Luciano Audisio, O.A.R., nos oferece este comentário sobre o Evangelho deste domingo, centrado no envio missionário dos discípulos. Em uma linguagem poética e profunda, ele nos convida a redescobrir a evangelização não como conquista, mas como comunhão, baseada na vulnerabilidade, na ternura e na certeza de que Deus já está agindo no coração das pessoas.

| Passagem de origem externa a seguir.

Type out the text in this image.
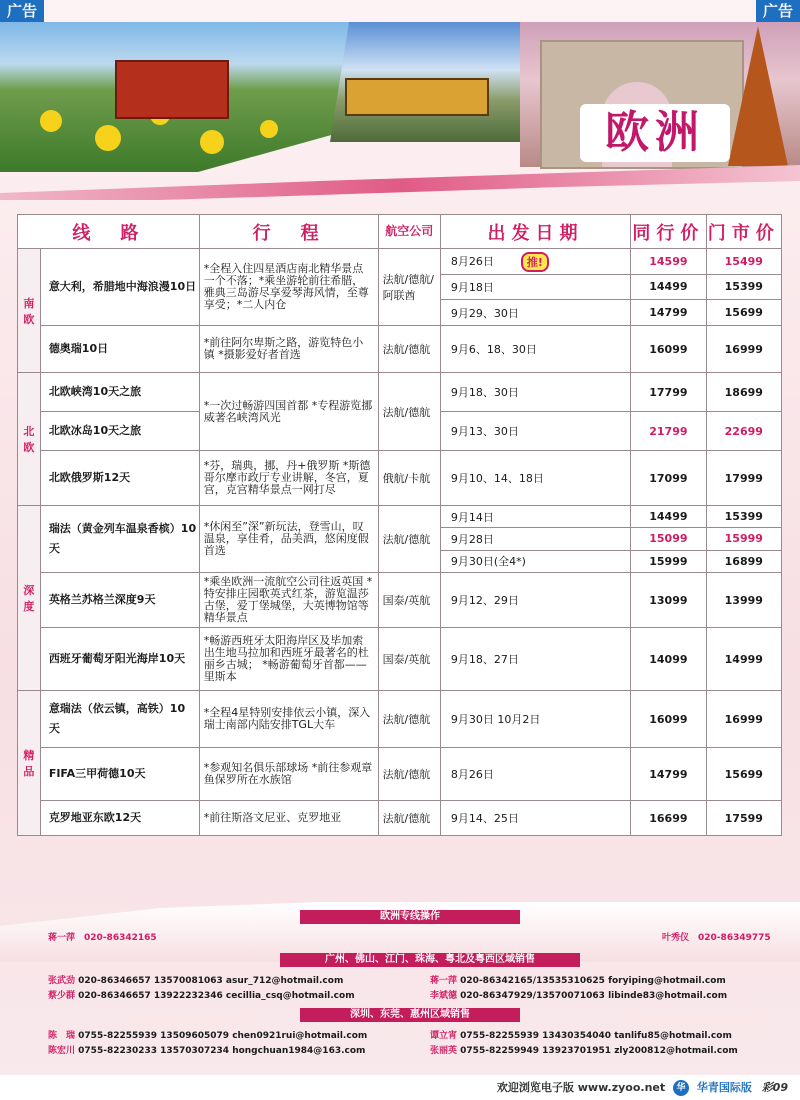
欧洲
广告	广告
线　路		行　程	航空公司	出发日期	同行价	门市价
南欧	意大利，希腊地中海浪漫10日	*全程入住四星酒店南北精华景点一个不落；*乘坐游轮前往希腊，雅典三岛游尽享爱琴海风情，至尊享受；*二人内仓	法航/德航/阿联酋	8月26日 推!	14599	15499
				9月18日	14499	15399
				9月29、30日	14799	15699
	德奥瑞10日	*前往阿尔卑斯之路，游览特色小镇 *摄影爱好者首选	法航/德航	9月6、18、30日	16099	16999
北欧	北欧峡湾10天之旅	*一次过畅游四国首都 *专程游览挪威著名峡湾风光	法航/德航	9月18、30日	17799	18699
	北欧冰岛10天之旅			9月13、30日	21799	22699
	北欧俄罗斯12天	*芬，瑞典，挪，丹+俄罗斯 *斯德哥尔摩市政厅专业讲解，冬宫，夏宫，克宫精华景点一网打尽	俄航/卡航	9月10、14、18日	17099	17999
深度	瑞法（黄金列车温泉香槟）10天	*休闲至”深”新玩法，登雪山，叹温泉，享佳肴，品美酒，悠闲度假首选	法航/德航	9月14日	14499	15399
				9月28日	15099	15999
				9月30日(全4*)	15999	16899
	英格兰苏格兰深度9天	*乘坐欧洲一流航空公司往返英国 *特安排庄园歌英式红茶，游览温莎古堡，爱丁堡城堡，大英博物馆等精华景点	国泰/英航	9月12、29日	13099	13999
	西班牙葡萄牙阳光海岸10天	*畅游西班牙太阳海岸区及毕加索出生地马拉加和西班牙最著名的杜丽乡古城； *畅游葡萄牙首都——里斯本	国泰/英航	9月18、27日	14099	14999
精品	意瑞法（依云镇，高铁）10 天	*全程4星特别安排依云小镇，深入瑞士南部内陆安排TGL大车	法航/德航	9月30日 10月2日	16099	16999
	FIFA三甲荷德10天	*参观知名俱乐部球场 *前往参观章鱼保罗所在水族馆	法航/德航	8月26日	14799	15699
	克罗地亚东欧12天	*前往斯洛文尼亚、克罗地亚	法航/德航	9月14、25日	16699	17599
欧洲专线操作
蒋一萍　 020-86342165	叶秀仪　 020-86349775
广州、佛山、江门、珠海、粤北及粤西区域销售
张武劲 020-86346657 13570081063 asur_712@hotmail.com
蔡少群 020-86346657 13922232346 cecillia_csq@hotmail.com
蒋一萍 020-86342165/13535310625 foryiping@hotmail.com
李斌德 020-86347929/13570071063 libinde83@hotmail.com
深圳、东莞、惠州区域销售
陈　瑞 0755-82255939 13509605079 chen0921rui@hotmail.com
陈宏川 0755-82230233 13570307234 hongchuan1984@163.com
谭立宵 0755-82255939 13430354040 tanlifu85@hotmail.com
张丽英 0755-82259949 13923701951 zly200812@hotmail.com
欢迎浏览电子版 www.zyoo.net 华 华青国际版 彩09
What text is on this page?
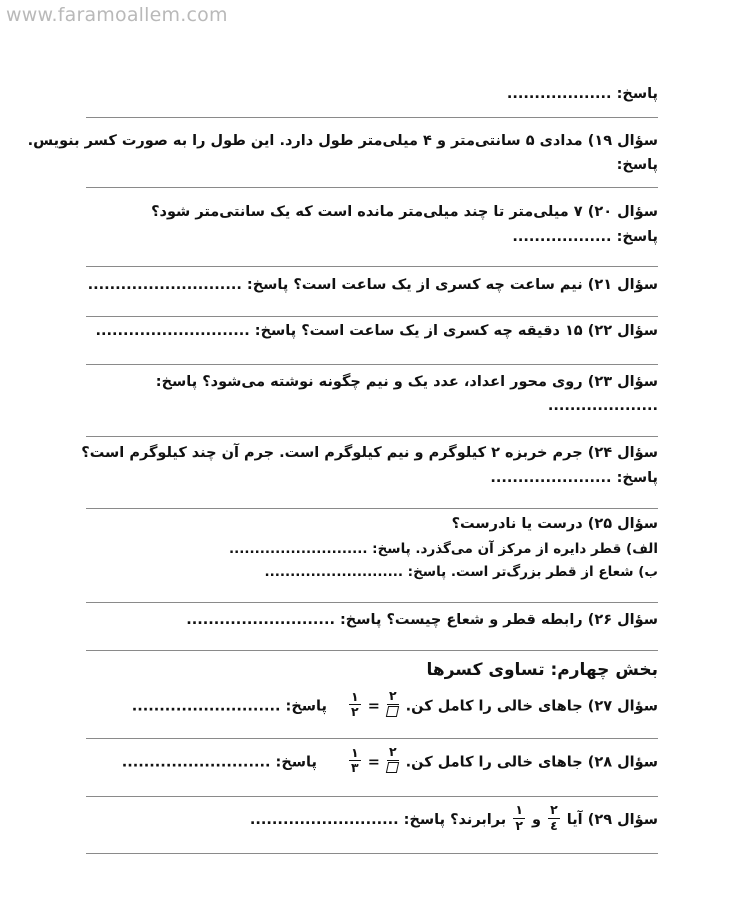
www.faramoallem.com
پاسخ: ...................
سؤال ۱۹) مدادی ۵ سانتی‌متر و ۴ میلی‌متر طول دارد. این طول را به صورت کسر بنویس.
پاسخ:
سؤال ۲۰) ۷ میلی‌متر تا چند میلی‌متر مانده است که یک سانتی‌متر شود؟
پاسخ: ..................
سؤال ۲۱) نیم ساعت چه کسری از یک ساعت است؟ پاسخ: ............................
سؤال ۲۲) ۱۵ دقیقه چه کسری از یک ساعت است؟ پاسخ: ............................
سؤال ۲۳) روی محور اعداد، عدد یک و نیم چگونه نوشته می‌شود؟ پاسخ:
....................
سؤال ۲۴) جرم خربزه ۲ کیلوگرم و نیم کیلوگرم است. جرم آن چند کیلوگرم است؟
پاسخ: ......................
سؤال ۲۵) درست یا نادرست؟
الف) قطر دایره از مرکز آن می‌گذرد. پاسخ: ...........................
ب) شعاع از قطر بزرگ‌تر است. پاسخ: ...........................
سؤال ۲۶) رابطه قطر و شعاع چیست؟ پاسخ: ...........................
بخش چهارم: تساوی کسرها
سؤال ۲۷) جاهای خالی را کامل کن.
۲
=
$\frac{۱}{۲}$
پاسخ: ...........................
سؤال ۲۸) جاهای خالی را کامل کن.
۲
=
$\frac{۱}{۳}$
پاسخ: ...........................
سؤال ۲۹) آیا
$\frac{۲}{٤}$
و
$\frac{۱}{۲}$
برابرند؟ پاسخ: ...........................
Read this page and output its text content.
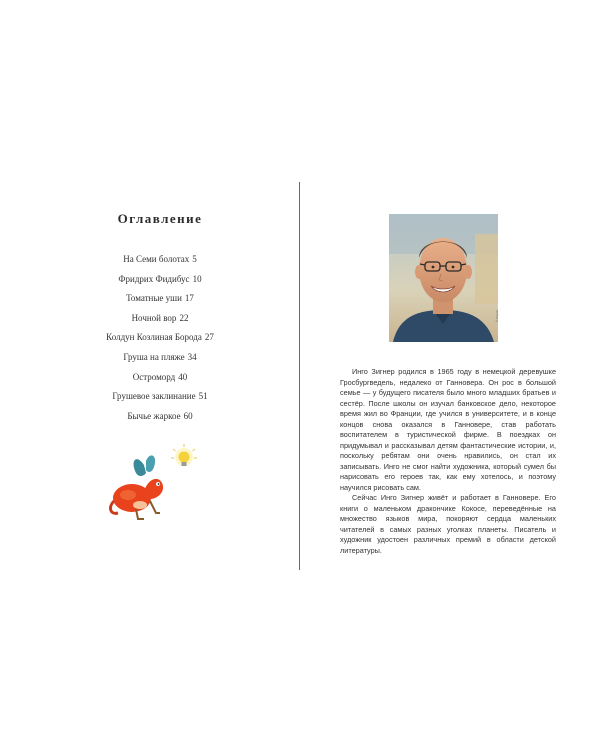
Оглавление
На Семи болотах 5
Фридрих Фидибус 10
Томатные уши 17
Ночной вор 22
Колдун Козлиная Борода 27
Груша на пляже 34
Остроморд 40
Грушевое заклинание 51
Бычье жаркое 60
© Kayser

Инго Зигнер родился в 1965 году в немецкой деревушке Гросбургведель, недалеко от Ганновера. Он рос в большой семье — у будущего писателя было много младших братьев и сестёр. После школы он изучал банковское дело, некоторое время жил во Франции, где учился в университете, и в конце концов снова оказался в Ганновере, став работать воспитателем в туристической фирме. В поездках он придумывал и рассказывал детям фантастические истории, и, поскольку ребятам они очень нравились, он стал их записывать. Инго не смог найти художника, который сумел бы нарисовать его героев так, как ему хотелось, и поэтому научился рисовать сам.

Сейчас Инго Зигнер живёт и работает в Ганновере. Его книги о маленьком дракончике Кокосе, переведённые на множество языков мира, покоряют сердца маленьких читателей в самых разных уголках планеты. Писатель и художник удостоен различных премий в области детской литературы.
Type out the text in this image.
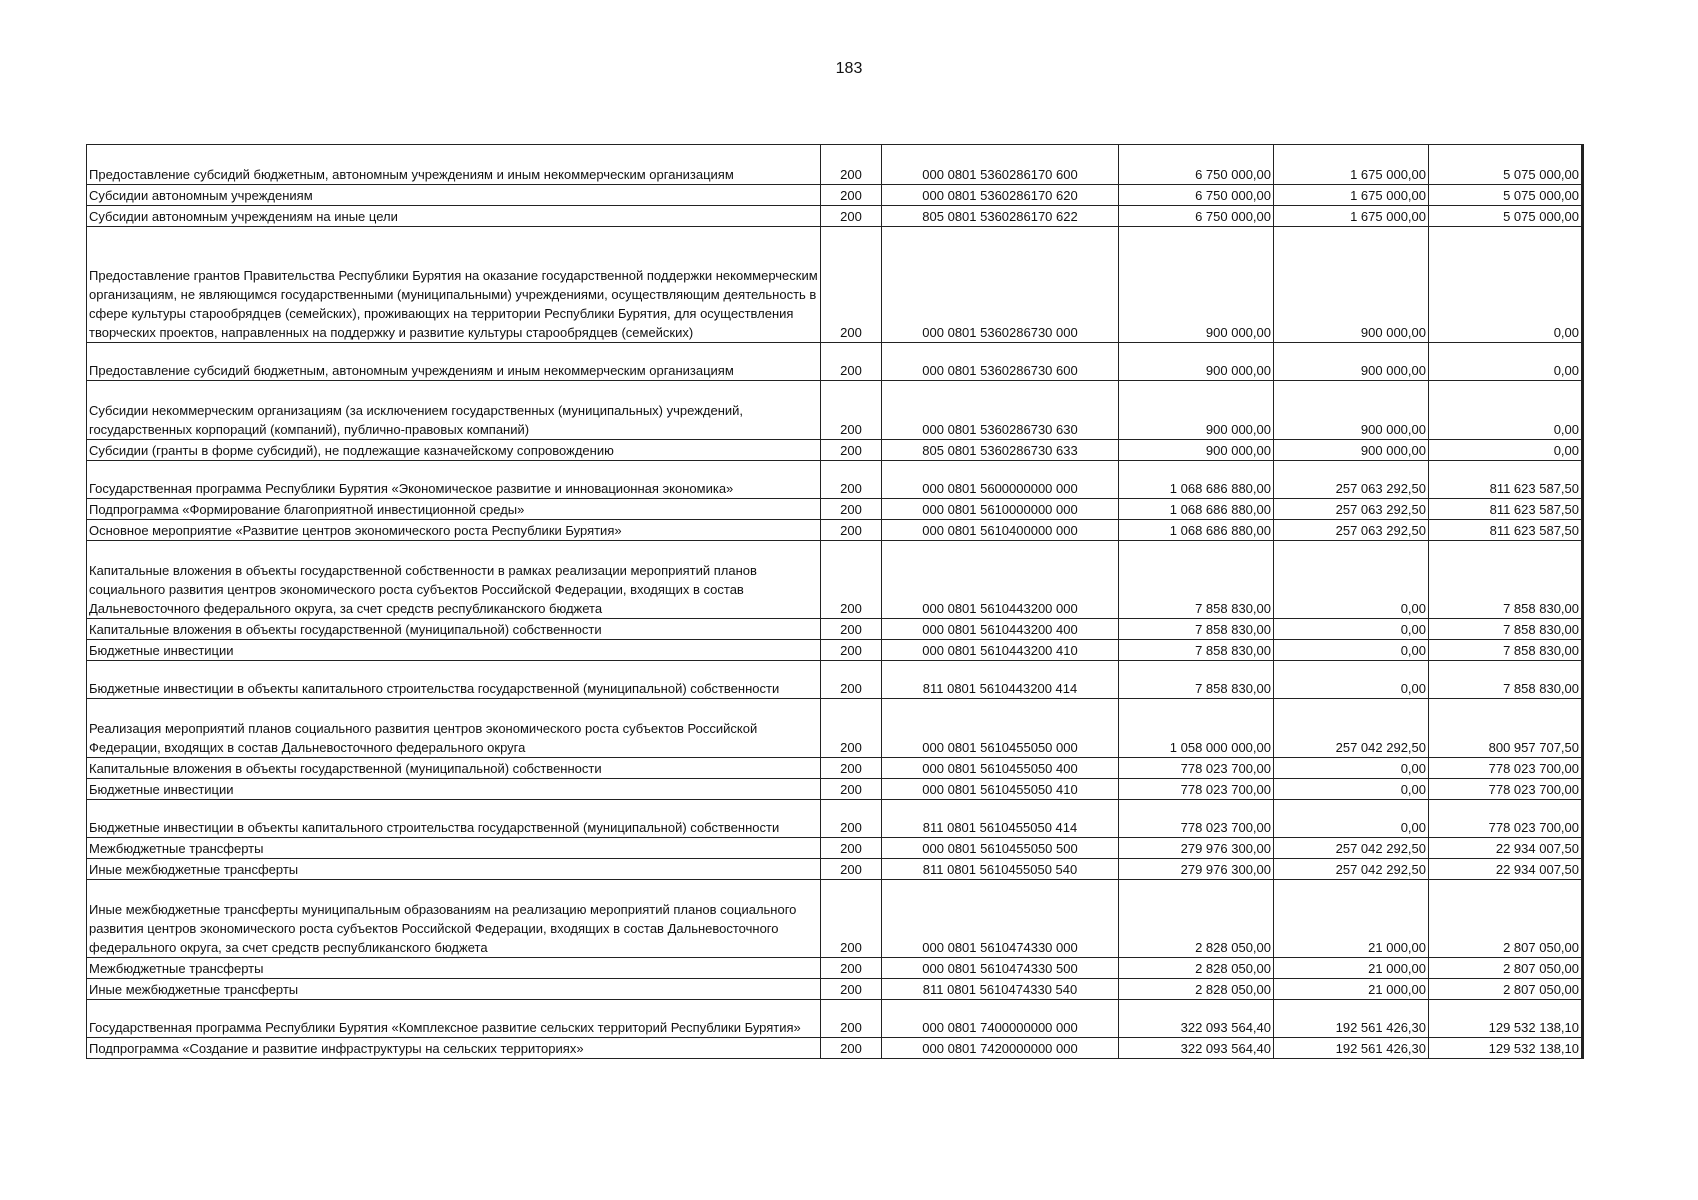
183
Предоставление субсидий бюджетным, автономным учреждениям и иным некоммерческим организациям	200	000 0801 5360286170 600	6 750 000,00	1 675 000,00	5 075 000,00
Субсидии автономным учреждениям	200	000 0801 5360286170 620	6 750 000,00	1 675 000,00	5 075 000,00
Субсидии автономным учреждениям на иные цели	200	805 0801 5360286170 622	6 750 000,00	1 675 000,00	5 075 000,00
Предоставление грантов Правительства Республики Бурятия на оказание государственной поддержки некоммерческим организациям, не являющимся государственными (муниципальными) учреждениями, осуществляющим деятельность в сфере культуры старообрядцев (семейских), проживающих на территории Республики Бурятия, для осуществления творческих проектов, направленных на поддержку и развитие культуры старообрядцев (семейских)	200	000 0801 5360286730 000	900 000,00	900 000,00	0,00
Предоставление субсидий бюджетным, автономным учреждениям и иным некоммерческим организациям	200	000 0801 5360286730 600	900 000,00	900 000,00	0,00
Субсидии некоммерческим организациям (за исключением государственных (муниципальных) учреждений, государственных корпораций (компаний), публично-правовых компаний)	200	000 0801 5360286730 630	900 000,00	900 000,00	0,00
Субсидии (гранты в форме субсидий), не подлежащие казначейскому сопровождению	200	805 0801 5360286730 633	900 000,00	900 000,00	0,00
Государственная программа Республики Бурятия «Экономическое развитие и инновационная экономика»	200	000 0801 5600000000 000	1 068 686 880,00	257 063 292,50	811 623 587,50
Подпрограмма «Формирование благоприятной инвестиционной среды»	200	000 0801 5610000000 000	1 068 686 880,00	257 063 292,50	811 623 587,50
Основное мероприятие «Развитие центров экономического роста Республики Бурятия»	200	000 0801 5610400000 000	1 068 686 880,00	257 063 292,50	811 623 587,50
Капитальные вложения в объекты государственной собственности в рамках реализации мероприятий планов социального развития центров экономического роста субъектов Российской Федерации, входящих в состав Дальневосточного федерального округа, за счет средств республиканского бюджета	200	000 0801 5610443200 000	7 858 830,00	0,00	7 858 830,00
Капитальные вложения в объекты государственной (муниципальной) собственности	200	000 0801 5610443200 400	7 858 830,00	0,00	7 858 830,00
Бюджетные инвестиции	200	000 0801 5610443200 410	7 858 830,00	0,00	7 858 830,00
Бюджетные инвестиции в объекты капитального строительства государственной (муниципальной) собственности	200	811 0801 5610443200 414	7 858 830,00	0,00	7 858 830,00
Реализация мероприятий планов социального развития центров экономического роста субъектов Российской Федерации, входящих в состав Дальневосточного федерального округа	200	000 0801 5610455050 000	1 058 000 000,00	257 042 292,50	800 957 707,50
Капитальные вложения в объекты государственной (муниципальной) собственности	200	000 0801 5610455050 400	778 023 700,00	0,00	778 023 700,00
Бюджетные инвестиции	200	000 0801 5610455050 410	778 023 700,00	0,00	778 023 700,00
Бюджетные инвестиции в объекты капитального строительства государственной (муниципальной) собственности	200	811 0801 5610455050 414	778 023 700,00	0,00	778 023 700,00
Межбюджетные трансферты	200	000 0801 5610455050 500	279 976 300,00	257 042 292,50	22 934 007,50
Иные межбюджетные трансферты	200	811 0801 5610455050 540	279 976 300,00	257 042 292,50	22 934 007,50
Иные межбюджетные трансферты муниципальным образованиям на реализацию мероприятий планов социального развития центров экономического роста субъектов Российской Федерации, входящих в состав Дальневосточного федерального округа, за счет средств республиканского бюджета	200	000 0801 5610474330 000	2 828 050,00	21 000,00	2 807 050,00
Межбюджетные трансферты	200	000 0801 5610474330 500	2 828 050,00	21 000,00	2 807 050,00
Иные межбюджетные трансферты	200	811 0801 5610474330 540	2 828 050,00	21 000,00	2 807 050,00
Государственная программа Республики Бурятия «Комплексное развитие сельских территорий Республики Бурятия»	200	000 0801 7400000000 000	322 093 564,40	192 561 426,30	129 532 138,10
Подпрограмма «Создание и развитие инфраструктуры на сельских территориях»	200	000 0801 7420000000 000	322 093 564,40	192 561 426,30	129 532 138,10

Missão: o coração vivo da Igreja

O Evangelho de hoje nos coloca no centro da missão da Igreja. Jesus, diz o texto, “o Senhor designou outros setenta e dois” (ἀνέδειξεν ὁ κύριος ἑτέρους ἑβδομήκοντα [δύο]) e os enviou dois a dois para proclamar seu Reino. Essa cena, que pode parecer uma simples anedota organizacional, é, na verdade, um retrato profundamente teológico do que significa ser Igreja. Ela nos desafia sobre nossa identidade mais essencial: o que significa ser um apóstolo? O que significa dizer que a Igreja é apostólica?

72 enviados: uma Igreja em movimento

O número 72 não é uma coincidência: é 12 multiplicado por 6. Doze evoca os apóstolos e, portanto, as doze tribos de Israel, o povo escolhido. Seis, no simbolismo hebraico, é o dia da criação do homem, mas também representa o inacabado, o que está em processo. Pois sete é o número da completude. Esse número – 72 – fala de uma Igreja a caminho, inacabada, enviada para completar uma história que ainda não chegou ao fim. Jesus nos mostra que o envio não é o fim, mas o início de algo que o Pai já começou nos corações.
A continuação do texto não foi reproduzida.